Los manifestantes contra el racismo y por la violencia policial pasan por un cartel del Departamento de Salud Pública para recordar a las personas portar cubrebocas y mantener la distancia social durante la COVID-19, en San Francisco el 3 de junio de 2020. Foto: Jennifer Hsu

La pandemia ha puesto al descubierto las injusticias de este país y las coloca bajo un microscopio. Algunos tal vez puedan tratar la cuarentena como unas vacaciones, pero otros han perdido sus trabajos y hogares. Los pobres, los negros, los inmigrantes, la población indocumentada, han sido abandonados, forzados a esconderse aún más o a tratar de hacer cualquier cosa por ganarse un dólar.

Pero de la necesidad surgió la camaradería. Aunque levemente, parecemos abandonar la creencia individualista de esta nación y vernos como compatriotas.
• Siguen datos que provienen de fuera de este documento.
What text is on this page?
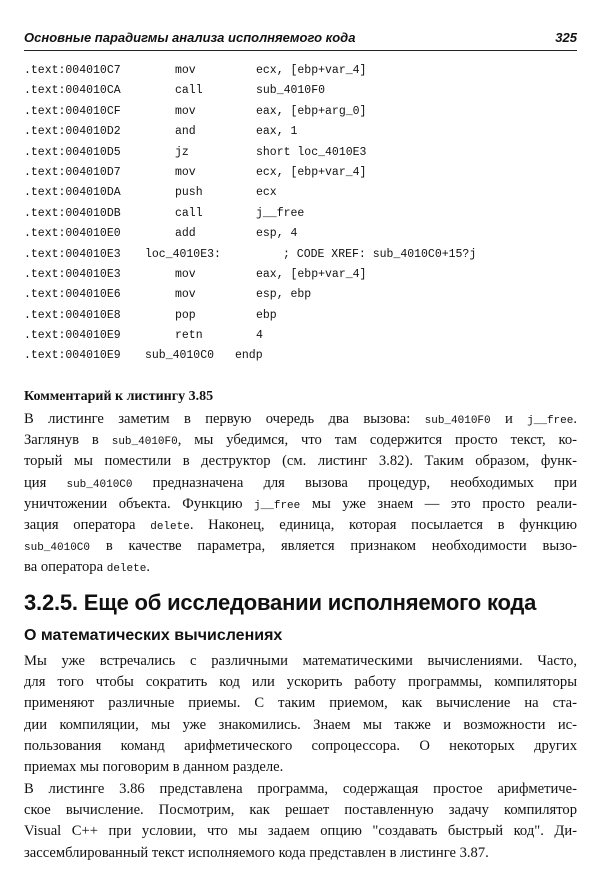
Основные парадигмы анализа исполняемого кода	325
.text:004010C7	mov	ecx, [ebp+var_4]
.text:004010CA	call	sub_4010F0
.text:004010CF	mov	eax, [ebp+arg_0]
.text:004010D2	and	eax, 1
.text:004010D5	jz	short loc_4010E3
.text:004010D7	mov	ecx, [ebp+var_4]
.text:004010DA	push	ecx
.text:004010DB	call	j__free
.text:004010E0	add	esp, 4
.text:004010E3 loc_4010E3:	; CODE XREF: sub_4010C0+15?j
.text:004010E3	mov	eax, [ebp+var_4]
.text:004010E6	mov	esp, ebp
.text:004010E8	pop	ebp
.text:004010E9	retn	4
.text:004010E9 sub_4010C0 endp
Комментарий к листингу 3.85
В листинге заметим в первую очередь два вызова: sub_4010F0 и j__free.
Заглянув в sub_4010F0, мы убедимся, что там содержится просто текст, ко-
торый мы поместили в деструктор (см. листинг 3.82). Таким образом, функ-
ция sub_4010C0 предназначена для вызова процедур, необходимых при
уничтожении объекта. Функцию j__free мы уже знаем — это просто реали-
зация оператора delete. Наконец, единица, которая посылается в функцию
sub_4010C0 в качестве параметра, является признаком необходимости вызо-
ва оператора delete.
3.2.5. Еще об исследовании исполняемого кода
О математических вычислениях
Мы уже встречались с различными математическими вычислениями. Часто,
для того чтобы сократить код или ускорить работу программы, компиляторы
применяют различные приемы. С таким приемом, как вычисление на ста-
дии компиляции, мы уже знакомились. Знаем мы также и возможности ис-
пользования команд арифметического сопроцессора. О некоторых других
приемах мы поговорим в данном разделе.
В листинге 3.86 представлена программа, содержащая простое арифметиче-
ское вычисление. Посмотрим, как решает поставленную задачу компилятор
Visual C++ при условии, что мы задаем опцию "создавать быстрый код". Ди-
зассемблированный текст исполняемого кода представлен в листинге 3.87.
La muerte de George Floyd fue la chispa. Fue la gota que derramó el vaso, la paja que quebró la espalda del camello norteamericano. Cayó también el muro de silencio y millones gritan sus verdades contra los poderosos. Toda esta nación hoy grita: “¡NO PUEDO RESPIRAR!”.

Las almas de nuestros ancestros despertaron nuestros espíritus dormidos y nos dimos a la acción. Todo el país hoy parece arder con un fuego de amor y con una rabia que solo puede ser entendida por aquellos que quieren cambios. La revolución es un acto de amor. El amor nos hace actuar, a pesar de la pandemia.
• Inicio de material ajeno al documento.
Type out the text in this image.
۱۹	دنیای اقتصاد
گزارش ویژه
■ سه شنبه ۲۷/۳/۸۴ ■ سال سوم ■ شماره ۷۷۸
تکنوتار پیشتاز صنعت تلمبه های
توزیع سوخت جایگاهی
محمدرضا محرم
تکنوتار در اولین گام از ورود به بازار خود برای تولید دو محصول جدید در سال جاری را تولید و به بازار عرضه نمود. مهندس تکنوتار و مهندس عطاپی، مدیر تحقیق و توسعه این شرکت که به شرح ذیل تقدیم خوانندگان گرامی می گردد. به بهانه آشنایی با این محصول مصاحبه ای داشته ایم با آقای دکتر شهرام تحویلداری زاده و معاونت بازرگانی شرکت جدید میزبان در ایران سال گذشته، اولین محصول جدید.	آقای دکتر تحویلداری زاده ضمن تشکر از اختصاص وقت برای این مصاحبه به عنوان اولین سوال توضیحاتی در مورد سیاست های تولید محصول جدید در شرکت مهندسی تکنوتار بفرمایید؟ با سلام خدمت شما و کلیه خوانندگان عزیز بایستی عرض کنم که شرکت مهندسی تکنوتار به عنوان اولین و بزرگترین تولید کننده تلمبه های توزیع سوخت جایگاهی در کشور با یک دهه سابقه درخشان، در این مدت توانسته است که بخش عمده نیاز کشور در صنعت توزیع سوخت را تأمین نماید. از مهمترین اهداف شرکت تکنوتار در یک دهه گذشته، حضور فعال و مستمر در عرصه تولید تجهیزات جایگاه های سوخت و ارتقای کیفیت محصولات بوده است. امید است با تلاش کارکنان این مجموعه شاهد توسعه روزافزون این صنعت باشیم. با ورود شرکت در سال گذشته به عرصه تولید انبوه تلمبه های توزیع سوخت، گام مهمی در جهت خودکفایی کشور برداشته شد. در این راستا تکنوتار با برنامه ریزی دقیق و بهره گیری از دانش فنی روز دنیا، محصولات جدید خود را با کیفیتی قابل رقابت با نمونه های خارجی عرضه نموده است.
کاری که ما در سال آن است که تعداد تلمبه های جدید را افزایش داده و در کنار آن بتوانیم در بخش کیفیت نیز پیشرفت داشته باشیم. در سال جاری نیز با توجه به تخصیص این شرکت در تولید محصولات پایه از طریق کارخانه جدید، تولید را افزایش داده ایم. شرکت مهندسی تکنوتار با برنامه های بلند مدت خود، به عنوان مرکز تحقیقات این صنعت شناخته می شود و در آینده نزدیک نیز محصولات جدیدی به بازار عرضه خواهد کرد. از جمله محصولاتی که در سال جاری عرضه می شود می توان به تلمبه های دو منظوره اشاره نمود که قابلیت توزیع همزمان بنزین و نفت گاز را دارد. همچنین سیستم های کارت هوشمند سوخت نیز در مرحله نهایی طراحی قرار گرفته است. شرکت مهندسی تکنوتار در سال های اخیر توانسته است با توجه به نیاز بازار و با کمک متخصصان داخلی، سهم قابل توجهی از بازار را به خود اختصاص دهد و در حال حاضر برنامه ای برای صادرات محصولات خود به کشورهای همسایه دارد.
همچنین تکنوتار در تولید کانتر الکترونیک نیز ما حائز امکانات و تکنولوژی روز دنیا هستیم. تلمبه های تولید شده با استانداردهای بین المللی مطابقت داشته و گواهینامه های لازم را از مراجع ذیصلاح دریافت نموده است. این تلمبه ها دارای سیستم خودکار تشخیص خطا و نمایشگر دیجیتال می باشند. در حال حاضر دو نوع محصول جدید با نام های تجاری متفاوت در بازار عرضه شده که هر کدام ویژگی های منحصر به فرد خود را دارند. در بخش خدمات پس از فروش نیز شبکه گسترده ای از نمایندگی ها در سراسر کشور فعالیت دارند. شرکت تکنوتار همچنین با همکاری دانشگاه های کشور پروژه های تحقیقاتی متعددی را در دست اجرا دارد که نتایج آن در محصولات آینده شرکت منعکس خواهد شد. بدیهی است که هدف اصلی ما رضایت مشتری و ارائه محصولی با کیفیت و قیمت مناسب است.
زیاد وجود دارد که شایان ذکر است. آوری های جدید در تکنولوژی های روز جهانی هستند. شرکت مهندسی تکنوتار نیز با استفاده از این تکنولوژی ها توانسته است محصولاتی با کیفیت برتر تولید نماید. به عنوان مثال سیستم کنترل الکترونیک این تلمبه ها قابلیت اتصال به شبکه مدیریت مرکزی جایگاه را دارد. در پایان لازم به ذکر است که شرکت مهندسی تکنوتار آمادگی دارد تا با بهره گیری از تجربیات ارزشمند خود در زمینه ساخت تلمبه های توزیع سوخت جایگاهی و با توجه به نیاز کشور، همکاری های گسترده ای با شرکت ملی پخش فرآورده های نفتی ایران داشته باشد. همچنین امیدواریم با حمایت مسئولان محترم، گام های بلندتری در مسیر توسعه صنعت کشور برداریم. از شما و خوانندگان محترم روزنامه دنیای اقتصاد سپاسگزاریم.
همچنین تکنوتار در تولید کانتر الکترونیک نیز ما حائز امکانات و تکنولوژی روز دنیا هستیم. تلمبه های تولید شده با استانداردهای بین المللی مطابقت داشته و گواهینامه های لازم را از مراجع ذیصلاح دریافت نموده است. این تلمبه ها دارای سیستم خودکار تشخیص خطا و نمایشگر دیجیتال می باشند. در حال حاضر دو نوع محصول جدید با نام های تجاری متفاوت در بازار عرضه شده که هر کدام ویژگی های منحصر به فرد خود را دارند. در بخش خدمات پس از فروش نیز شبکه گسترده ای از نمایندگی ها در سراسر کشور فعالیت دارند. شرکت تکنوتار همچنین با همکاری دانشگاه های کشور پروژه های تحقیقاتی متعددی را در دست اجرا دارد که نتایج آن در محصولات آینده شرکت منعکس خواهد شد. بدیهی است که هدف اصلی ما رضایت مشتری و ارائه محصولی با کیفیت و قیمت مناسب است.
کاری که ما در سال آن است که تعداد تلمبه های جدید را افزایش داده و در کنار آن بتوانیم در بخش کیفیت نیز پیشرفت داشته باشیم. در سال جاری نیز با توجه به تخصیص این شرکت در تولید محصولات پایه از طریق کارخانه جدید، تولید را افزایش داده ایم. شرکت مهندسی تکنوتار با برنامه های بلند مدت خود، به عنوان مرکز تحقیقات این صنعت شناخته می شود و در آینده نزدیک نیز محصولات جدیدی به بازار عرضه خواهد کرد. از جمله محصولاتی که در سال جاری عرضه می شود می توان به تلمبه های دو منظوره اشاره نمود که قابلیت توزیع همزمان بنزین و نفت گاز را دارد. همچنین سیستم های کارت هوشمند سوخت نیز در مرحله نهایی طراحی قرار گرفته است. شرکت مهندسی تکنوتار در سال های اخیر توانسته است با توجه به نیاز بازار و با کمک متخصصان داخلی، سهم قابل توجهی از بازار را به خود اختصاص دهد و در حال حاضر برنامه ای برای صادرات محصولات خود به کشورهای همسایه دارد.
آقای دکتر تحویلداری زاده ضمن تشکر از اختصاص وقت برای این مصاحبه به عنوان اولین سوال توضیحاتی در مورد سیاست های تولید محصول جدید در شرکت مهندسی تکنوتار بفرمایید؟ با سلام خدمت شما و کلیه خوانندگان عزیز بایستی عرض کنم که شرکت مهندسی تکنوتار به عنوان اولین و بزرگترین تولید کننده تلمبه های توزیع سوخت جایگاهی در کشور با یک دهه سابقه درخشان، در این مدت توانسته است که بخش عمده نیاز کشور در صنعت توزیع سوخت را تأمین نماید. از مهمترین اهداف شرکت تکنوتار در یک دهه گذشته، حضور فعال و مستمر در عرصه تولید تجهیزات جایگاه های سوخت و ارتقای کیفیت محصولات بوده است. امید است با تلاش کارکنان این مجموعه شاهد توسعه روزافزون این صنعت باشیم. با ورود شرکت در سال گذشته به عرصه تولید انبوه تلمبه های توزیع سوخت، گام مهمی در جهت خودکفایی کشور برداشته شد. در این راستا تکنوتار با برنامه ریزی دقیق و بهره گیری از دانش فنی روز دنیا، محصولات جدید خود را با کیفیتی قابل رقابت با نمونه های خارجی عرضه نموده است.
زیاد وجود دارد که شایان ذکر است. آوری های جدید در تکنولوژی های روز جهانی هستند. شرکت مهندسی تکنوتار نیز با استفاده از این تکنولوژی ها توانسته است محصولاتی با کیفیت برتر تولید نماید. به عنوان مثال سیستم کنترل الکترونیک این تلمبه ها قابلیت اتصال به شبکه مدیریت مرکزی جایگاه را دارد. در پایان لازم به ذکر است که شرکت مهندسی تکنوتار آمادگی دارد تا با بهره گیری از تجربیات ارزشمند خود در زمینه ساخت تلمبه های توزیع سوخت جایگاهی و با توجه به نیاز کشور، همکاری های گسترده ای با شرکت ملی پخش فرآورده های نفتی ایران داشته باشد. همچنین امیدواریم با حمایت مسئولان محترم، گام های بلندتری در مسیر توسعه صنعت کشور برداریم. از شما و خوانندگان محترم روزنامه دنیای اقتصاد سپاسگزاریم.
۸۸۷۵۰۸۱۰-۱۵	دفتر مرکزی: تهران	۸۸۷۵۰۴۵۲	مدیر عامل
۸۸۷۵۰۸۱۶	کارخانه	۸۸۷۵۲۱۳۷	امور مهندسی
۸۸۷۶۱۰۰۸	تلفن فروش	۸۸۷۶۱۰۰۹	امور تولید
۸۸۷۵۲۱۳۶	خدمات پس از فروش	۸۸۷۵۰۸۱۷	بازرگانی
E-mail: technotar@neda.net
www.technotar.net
Gracias a toda la gente que ha ido a manifestarse, o que han colocado un letrero en la ventana, o derrumbado una estatua, o gritado “¡Cabrones!” a la policía. Gracias a los/las que han sido golpeados y arrestados, o que han recibido balines de goma o gas lacrimógeno, gracias a quiénes fueron encarcelados y a quiénes perdieron la vida en estas últimas semanas. Sus esfuerzos no serán en vano. Gracias a ellos, hoy tengo esperanza, cuando ayer no la tenía.